Unite secures compensation and reinstatement of fired workers
 
Workers at Wrexham’s Oscar Mayer ready meal factory are celebrating today after concluding their long-running industrial dispute with the company, marked by the signing of a statutory recognition agreement. This follows an earlier trade dispute agreement that secured the reinstatement of 26 dismissed workers and improvements to holiday compensation.
 
In excess of 500 Unite members at the plant took over 200 days of strike action between September 2024 and April 2025 in a fight for their colleagues’ jobs and over terms and conditions of employment. The company attempted to slash pay by up to £3,000 a year by firing and rehiring them on inferior contracts.
 
The workers have now secured an agreement that not only reinstates the dismissed workers but also compensates workers for the loss of paid breaks, gets members an extra day's holiday if they work bank holidays, allows them to carry over accrued holidays to 2026 and for the first time puts in place a formal recognition agreement between Oscar Meyer and Unite.
 
Unite general secretary Sharon Graham said: “This is a tremendous victory by low paid workers who were prepared to stand up to their employer and fight back against pay cuts while defending fellow workers.
 
“This victory shows how Unite uses every possible avenue to exposes corporate greed and deliver for its members. There is power in a union.”
 
The workers initially began four weeks of strikes in September 2024 over the company’s plans to fire and rehire them to reduce wages by up to £3,000 a year.

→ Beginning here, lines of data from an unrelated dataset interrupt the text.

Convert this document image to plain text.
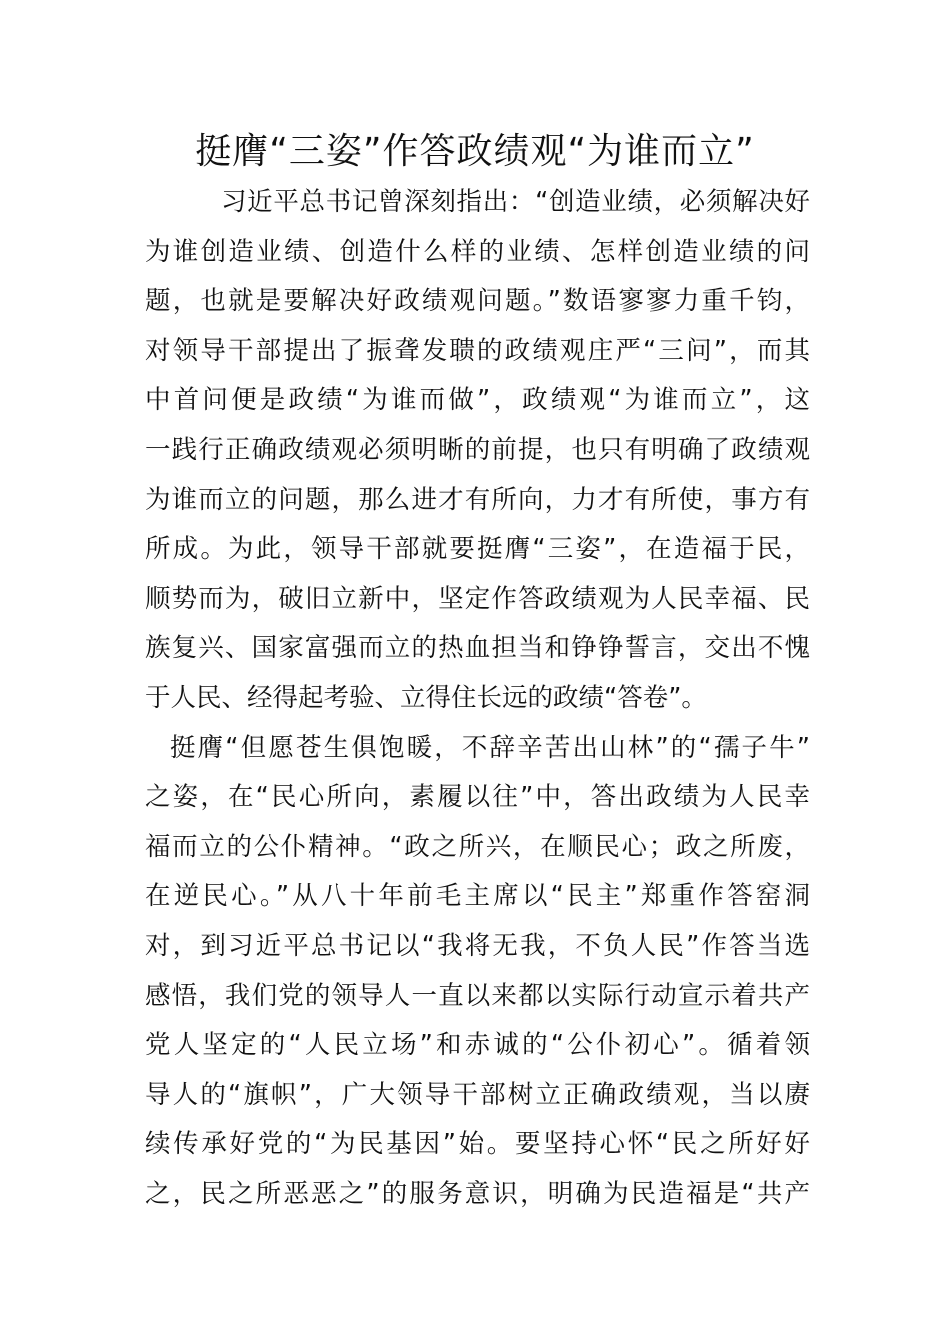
挺膺“三姿”作答政绩观“为谁而立”
习近平总书记曾深刻指出：“创造业绩，必须解决好
为谁创造业绩、创造什么样的业绩、怎样创造业绩的问
题，也就是要解决好政绩观问题。”数语寥寥力重千钧，
对领导干部提出了振聋发聩的政绩观庄严“三问”，而其
中首问便是政绩“为谁而做”，政绩观“为谁而立”，这
一践行正确政绩观必须明晰的前提，也只有明确了政绩观
为谁而立的问题，那么进才有所向，力才有所使，事方有
所成。为此，领导干部就要挺膺“三姿”，在造福于民，
顺势而为，破旧立新中，坚定作答政绩观为人民幸福、民
族复兴、国家富强而立的热血担当和铮铮誓言，交出不愧
于人民、经得起考验、立得住长远的政绩“答卷”。
挺膺“但愿苍生俱饱暖，不辞辛苦出山林”的“孺子牛”
之姿，在“民心所向，素履以往”中，答出政绩为人民幸
福而立的公仆精神。“政之所兴，在顺民心；政之所废，
在逆民心。”从八十年前毛主席以“民主”郑重作答窑洞
对，到习近平总书记以“我将无我，不负人民”作答当选
感悟，我们党的领导人一直以来都以实际行动宣示着共产
党人坚定的“人民立场”和赤诚的“公仆初心”。循着领
导人的“旗帜”，广大领导干部树立正确政绩观，当以赓
续传承好党的“为民基因”始。要坚持心怀“民之所好好
之，民之所恶恶之”的服务意识，明确为民造福是“共产
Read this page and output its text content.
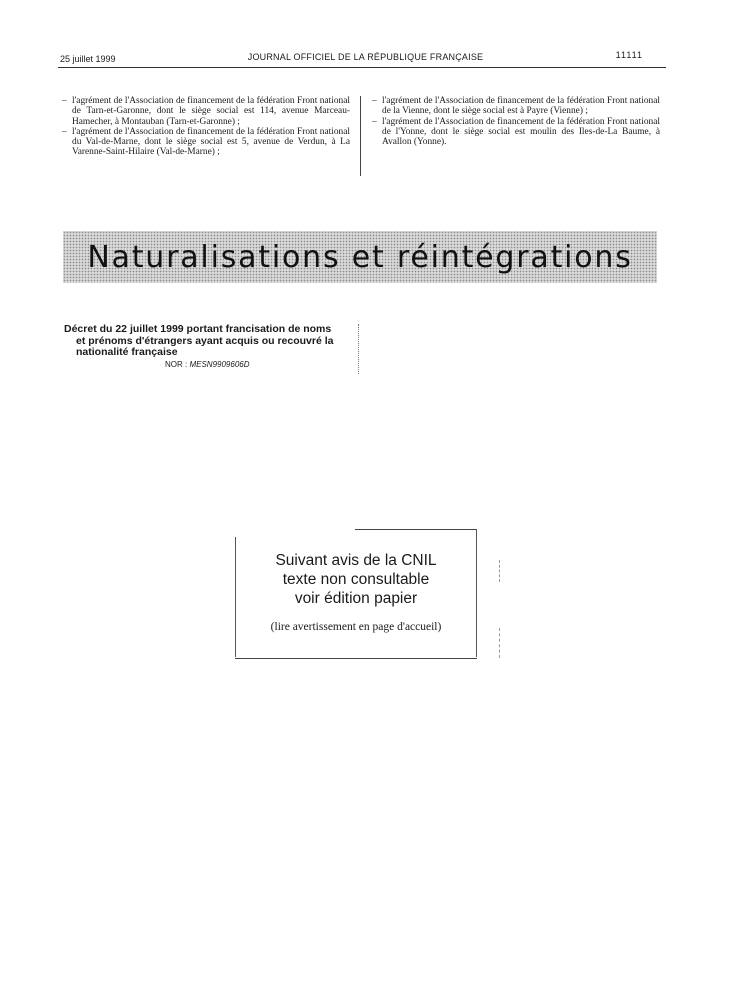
25 juillet 1999	JOURNAL OFFICIEL DE LA RÉPUBLIQUE FRANÇAISE	11111
– l'agrément de l'Association de financement de la fédération Front national de Tarn-et-Garonne, dont le siège social est 114, avenue Marceau-Hamecher, à Montauban (Tarn-et-Garonne) ;
– l'agrément de l'Association de financement de la fédération Front national du Val-de-Marne, dont le siège social est 5, avenue de Verdun, à La Varenne-Saint-Hilaire (Val-de-Marne) ;
– l'agrément de l'Association de financement de la fédération Front national de la Vienne, dont le siège social est à Payre (Vienne) ;
– l'agrément de l'Association de financement de la fédération Front national de l'Yonne, dont le siège social est moulin des Iles-de-La Baume, à Avallon (Yonne).
Naturalisations et réintégrations
Décret du 22 juillet 1999 portant francisation de noms
et prénoms d'étrangers ayant acquis ou recouvré la
nationalité française
NOR : MESN9909606D
Suivant avis de la CNIL
texte non consultable
voir édition papier
(lire avertissement en page d'accueil)
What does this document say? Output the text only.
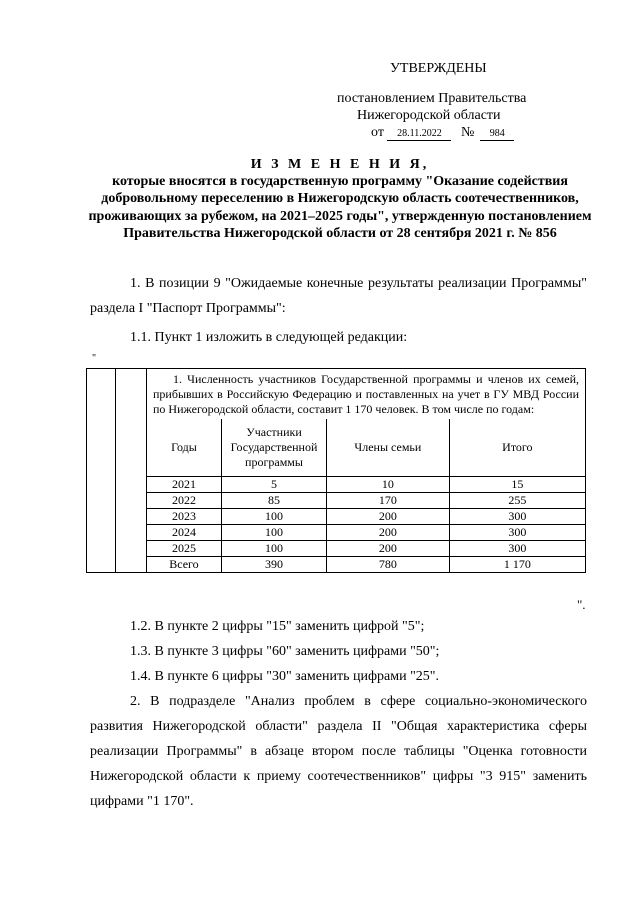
УТВЕРЖДЕНЫ
постановлением Правительства
Нижегородской области
от 28.11.2022 № 984
И З М Е Н Е Н И Я,
которые вносятся в государственную программу "Оказание содействия добровольному переселению в Нижегородскую область соотечественников, проживающих за рубежом, на 2021–2025 годы", утвержденную постановлением Правительства Нижегородской области от 28 сентября 2021 г. № 856
1. В позиции 9 "Ожидаемые конечные результаты реализации Программы" раздела I "Паспорт Программы":
1.1. Пункт 1 изложить в следующей редакции:
"

1. Численность участников Государственной программы и членов их семей, прибывших в Российскую Федерацию и поставленных на учет в ГУ МВД России по Нижегородской области, составит 1 170 человек. В том числе по годам:
Годы	Участники Государственной программы	Члены семьи	Итого
2021	5	10	15
2022	85	170	255
2023	100	200	300
2024	100	200	300
2025	100	200	300
Всего	390	780	1 170
".
1.2. В пункте 2 цифры "15" заменить цифрой "5";
1.3. В пункте 3 цифры "60" заменить цифрами "50";
1.4. В пункте 6 цифры "30" заменить цифрами "25".
2. В подразделе "Анализ проблем в сфере социально-экономического развития Нижегородской области" раздела II "Общая характеристика сферы реализации Программы" в абзаце втором после таблицы "Оценка готовности Нижегородской области к приему соотечественников" цифры "3 915" заменить цифрами "1 170".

The workers, many of whom speak English as a second language, were being threatened with dismissal without compensation if they refused to agree to the detrimental terms by signing new contracts.  Alarmingly, some members were dismissed as they had not fully understood the notice period deadlines to accept the changes.
 
Unite members on the picket line were backed by a strikes plus campaign, which took the dispute to Oscar Mayer’s owners, the investment firm Pemberton Asset Management. Unite exposed Oscar Mayer’s behaviour to Pemberton's investor clients, including local authority pension funds in the UK and as far afield as Miami which piled pressure onto the company. 
 
Unite regional officer Jono Davies added: “I'm pleased Unite now has formal recognition with Oscar Mayer, focused on representing our members’ best interests and enhancing their terms and conditions. This recognition agreement marks a significant milestone—one that many of our members at Oscar Mayer have long awaited."
 
Unite's long-running campaign fighting this behaviour saw strikes for eight months. These were suspended in April to allow talks to take place and an agreement was then reached.